Unclear financial reports are the biggest problem of the Vietnamese financial market, hindering the restructuring process of commercial banks, investors and experts say.
One director of an investment fund said he would not be interested in buying shares of a small commercial bank in a quantity large enough to hold a controlling stake in bank, even though shares are now very cheap and attractive.
The director explained that it is nearly impossible for anyone to know the truth about a bank if it only reads the bank’s financial reports.
It is also difficult to identify the real owners of banks that do not list shares on the bourse, and therefore, it is unclear if the move to change the management strategy will be accepted.
“These risks are big problems for foreign financial institutions,” he noted.
A report from the International Monetary Fund and the World Bank, issued recently under the financial sector assessment program (FSAP), also mentioned vague figures released by Vietnamese banks.
Regarding the figure about the sharp decrease of the ROA index (return on assets) from 1.8 percent in 2007 to 0.5 percent in 2012, the report noted that the figure was “exaggerated” because of inadequate statistics which do not accurately measure the business performance of Vietnamese banks.
An investment fund director noted that one should “be skeptical” about all the reported important indexes, including the ROA, bad-debt ratio and capital ratio.
The report said the unreliable statistics were caused by unreasonable regulations on debt classification and provisioning against risks, unreliable mortgaged-asset valuations and questionable asset classifications.
Businesses and banks issue financial reports based on Vietnam’s accountancy standards established in 2003 with reference to international accounting standards.
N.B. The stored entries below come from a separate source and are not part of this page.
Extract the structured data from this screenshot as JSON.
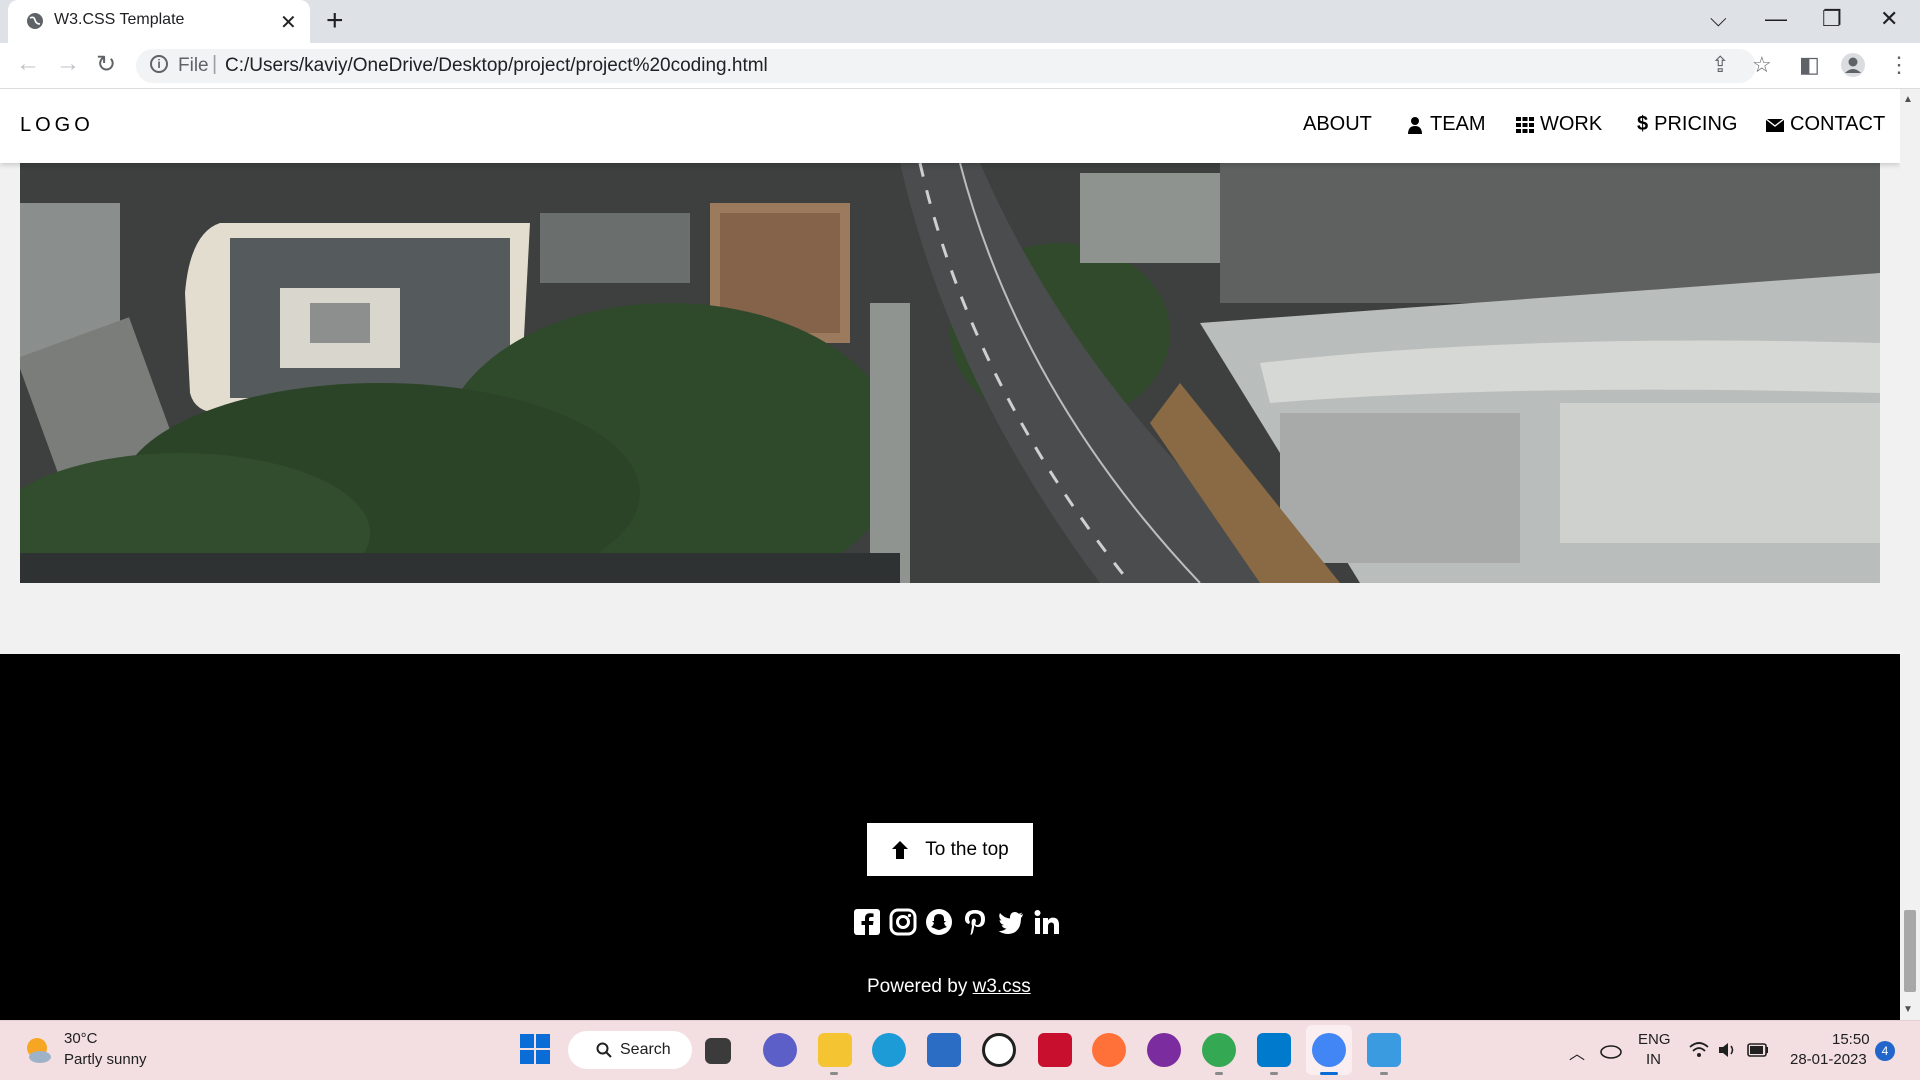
{
  "browser": {
    "tab_title": "W3.CSS Template",
    "tab_close": "✕",
    "new_tab": "+",
    "scheme": "File",
    "separator": "|",
    "url": "C:/Users/kaviy/OneDrive/Desktop/project/project%20coding.html",
    "info_icon": "i",
    "window_controls": {
      "dropdown": "⌵",
      "minimize": "—",
      "restore": "❐",
      "close": "✕"
    },
    "nav": {
      "back": "←",
      "forward": "→",
      "reload": "↻"
    },
    "toolbar_icons": {
      "share": "⇪",
      "bookmark": "☆",
      "sidepanel": "◧",
      "menu": "⋮"
    }
  },
  "page": {
    "logo": "LOGO",
    "nav": [
      {
        "label": "ABOUT",
        "icon": ""
      },
      {
        "label": "TEAM",
        "icon": "user-icon"
      },
      {
        "label": "WORK",
        "icon": "grid-icon"
      },
      {
        "label": "PRICING",
        "icon": "dollar-icon"
      },
      {
        "label": "CONTACT",
        "icon": "envelope-icon"
      }
    ],
    "hero_alt": "Aerial city view",
    "footer": {
      "to_top": "To the top",
      "powered_prefix": "Powered by ",
      "powered_link": "w3.css",
      "social": [
        "facebook-icon",
        "instagram-icon",
        "snapchat-icon",
        "pinterest-icon",
        "twitter-icon",
        "linkedin-icon"
      ]
    }
  },
  "taskbar": {
    "temperature": "30°C",
    "condition": "Partly sunny",
    "search_label": "Search",
    "lang_line1": "ENG",
    "lang_line2": "IN",
    "time": "15:50",
    "date": "28-01-2023",
    "notification_count": "4",
    "apps": [
      "task-view-icon",
      "teams-chat-icon",
      "file-explorer-icon",
      "edge-icon",
      "store-icon",
      "dell-icon",
      "mcafee-icon",
      "firefox-icon",
      "game-icon",
      "chrome-icon",
      "vscode-icon",
      "chrome-active-icon",
      "photos-icon"
    ]
  }
}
However, there still exist big differences in the two systems. The Vietnamese accounting standards tend to magnify the credit institutions’ profitability, asset value and solvency.
The problems have worsened due to the lack of transparency and accountability.
In general, financial reports are not clear enough, especially the reports of state-owned enterprises, while the quality of the information provided by financial institutions is low.
Meanwhile, financial supervision by relevant agencies remains weak.
Regarding the monitoring and management of the banking system’s operations, an economist noted that it was difficult for management agencies to supervise banks’ operations because of poor regulations on information disclosure, while non-financial information disclosure does not exist in reality.
As a result, the watchdog agency only notices problems in the banking system when many banks face them at the same time.
This also explains why there is no exact figure about banks’ bad-debt ratios. Most banks reported a bad-debt ratio of below 4 percent. However, economists believe the actual figure is much higher.